Jadhao Samadhan J, Lee Chang-Won, Sylte Matt, Suarez David L
Southeast Poultry Research Laboratory, Agricultural Research Service, United States Department of Agriculture, 934 College Station Road, Athens, GA 30605, USA.
Vaccine. 2009 Oct 19;27(44):6247-60. doi: 10.1016/j.vaccine.2009.07.110. Epub 2009 Aug 15.
Highly pathogenic (HP) H5N1 avian influenza has become endemic in several countries in Asia and Africa, and vaccination is being widely used as a control tool. However, there is a need for efficacious vaccines preferably utilizing a DIVA (differentiate infected from vaccinated animals) marker strategy to allow for improved surveillance of influenza in vaccinated poultry. Using a reverse genetics approach, we generated Asian rgH5N9 vaccine strain deriving the hemagglutinin gene from A/chicken/Indonesia/7/2003 (H5N1) with modification of the cleavage site to be low pathogenic (LP) and N9 neuraminidase gene from the North American LP A/turkey/Wisconsin/1968 (H5N9) virus. The recombinant rgH5N9, A/turkey/Wisconsin/1968 (H5N9) A/chicken/Hidalgo/232/1994 (H5N2), and wild type HP A/chicken/Indonesia/7/2003 (H5N1) viruses were used to prepare inactivated oil-emulsified whole virus vaccines. Two weeks after vaccination, chickens were challenged with either Asian HP H5N1 viruses, A/chicken/Indonesia/7/2003 (W.H.O. clade 2.1) or A/chicken/Supranburi Thailand/2/2004 (W.H.O. clade 1.0). The H5 HA1 of the North American vaccine strains exhibited 12% amino acid differences including amino acid changes in the major antigenic sites as compared to the Asian HP H5N1 challenge viruses, serologically exhibited substantial antigenic difference, but still provided 100% protection from mortality. However, challenge virus shedding was significantly higher in chickens immunized with antigenically distinct American lineage vaccines as compared to the antigenically matched Asian rgH5N9 and the wild type Asian H5N1 vaccine. The antibody response to the heterologous subtype neuraminidase proteins were discriminated in vaccinated and infected chickens using a rapid fluorescent 2'-(4-methylumbelliferyl)-alpha-d-N-acetylneuraminic acid sodium salt as substrate for neuraminidase inhibition assay. This study demonstrates the value of using a vaccine containing antigenically matched H5 hemagglutinin for control of HP H5N1 avian influenza in poultry and the potential utility of a heterologous neuraminidase as a DIVA marker.
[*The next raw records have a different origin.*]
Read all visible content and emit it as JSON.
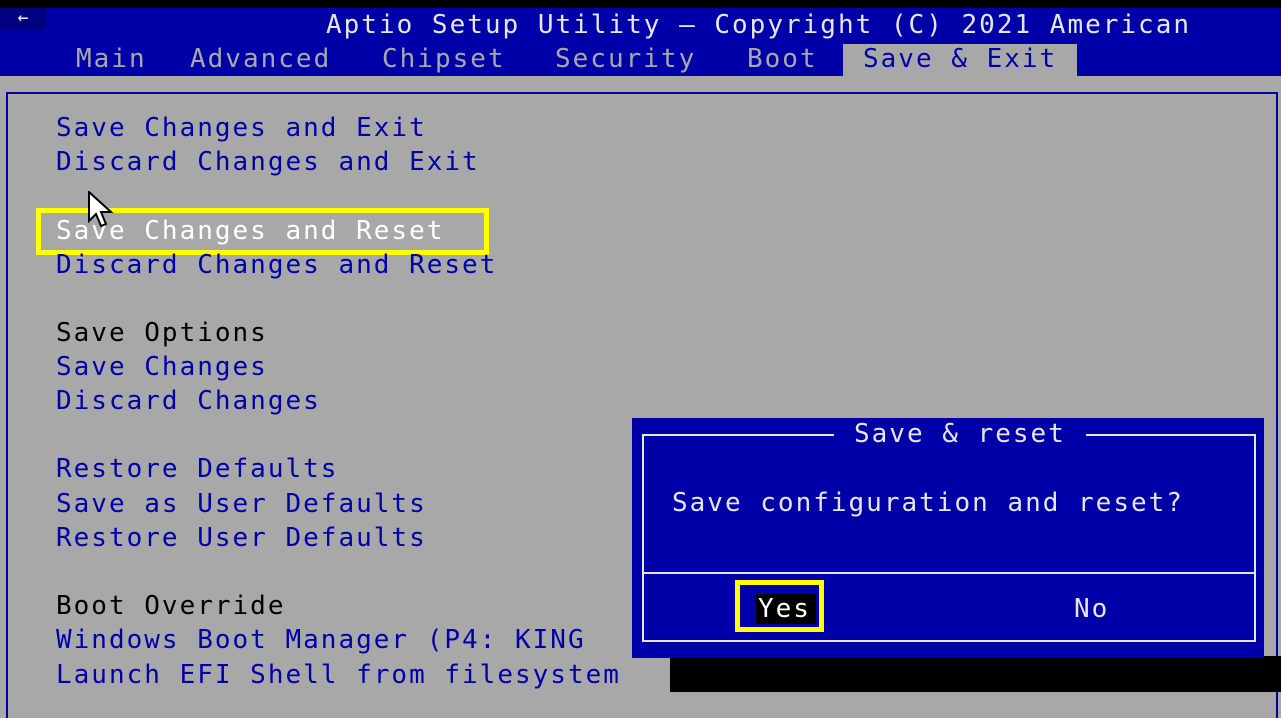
{
  "header": {
    "back_glyph": "←",
    "title": "Aptio Setup Utility – Copyright (C) 2021 American"
  },
  "tabs": [
    {
      "label": "Main"
    },
    {
      "label": "Advanced"
    },
    {
      "label": "Chipset"
    },
    {
      "label": "Security"
    },
    {
      "label": "Boot"
    },
    {
      "label": "Save & Exit",
      "active": true
    }
  ],
  "menu": {
    "save_changes_and_exit": "Save Changes and Exit",
    "discard_changes_and_exit": "Discard Changes and Exit",
    "save_changes_and_reset": "Save Changes and Reset",
    "discard_changes_and_reset": "Discard Changes and Reset",
    "save_options_label": "Save Options",
    "save_changes": "Save Changes",
    "discard_changes": "Discard Changes",
    "restore_defaults": "Restore Defaults",
    "save_as_user_defaults": "Save as User Defaults",
    "restore_user_defaults": "Restore User Defaults",
    "boot_override_label": "Boot Override",
    "windows_boot_manager": "Windows Boot Manager (P4: KING",
    "launch_efi_shell": "Launch EFI Shell from filesystem"
  },
  "dialog": {
    "title": "Save & reset",
    "message": "Save configuration and reset?",
    "yes": "Yes",
    "no": "No"
  },
  "colors": {
    "bios_blue": "#0000a8",
    "bios_gray": "#a8a8a8",
    "highlight_yellow": "#ffff00"
  }
}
高致病性(HP)H5N1禽流感已在亚洲和非洲的几个国家成为地方病,疫苗接种正被广泛用作一种控制手段。然而,需要有高效的疫苗,最好采用区分感染动物和接种动物(DIVA)的标记策略,以便更好地监测接种疫苗的家禽中的流感情况。我们采用反向遗传学方法,构建了亚洲rgH5N9疫苗株,其血凝素基因来源于A/鸡/印度尼西亚/7/2003(H5N1),并对裂解位点进行修饰使其具有低致病性(LP),神经氨酸酶基因来源于北美低致病性A/火鸡/威斯康星/1968(H5N9)病毒。用重组rgH5N9、A/火鸡/威斯康星/1968(H5N9)、A/鸡/伊达尔戈/232/1994(H5N2)以及野生型高致病性A/鸡/印度尼西亚/7/2003(H5N1)病毒制备了灭活油乳剂全病毒疫苗。接种疫苗两周后,用亚洲高致病性H5N1病毒、A/鸡/印度尼西亚/7/2003(世界卫生组织2.1分支)或A/鸡/泰国素攀武里/2/2004(世界卫生组织1.0分支)对鸡进行攻毒。与亚洲高致病性H5N1攻毒病毒相比,北美疫苗株的H5 HA1氨基酸差异达12%,包括主要抗原位点的氨基酸变化,血清学上显示出显著的抗原差异,但仍提供了100%的致死保护。然而,与抗原匹配的亚洲rgH5N9和野生型亚洲H5N1疫苗相比,用抗原性不同的美国谱系疫苗免疫的鸡的攻毒病毒排毒量显著更高。以快速荧光2'-(4-甲基伞形酮基)-α-D-N-乙酰神经氨酸钠盐作为神经氨酸酶抑制试验的底物,区分接种疫苗和感染鸡对异源亚型神经氨酸酶蛋白的抗体反应。本研究证明了使用含有抗原匹配的H5血凝素的疫苗来控制家禽高致病性H5N1禽流感的价值,以及异源神经氨酸酶作为DIVA标记物的潜在用途。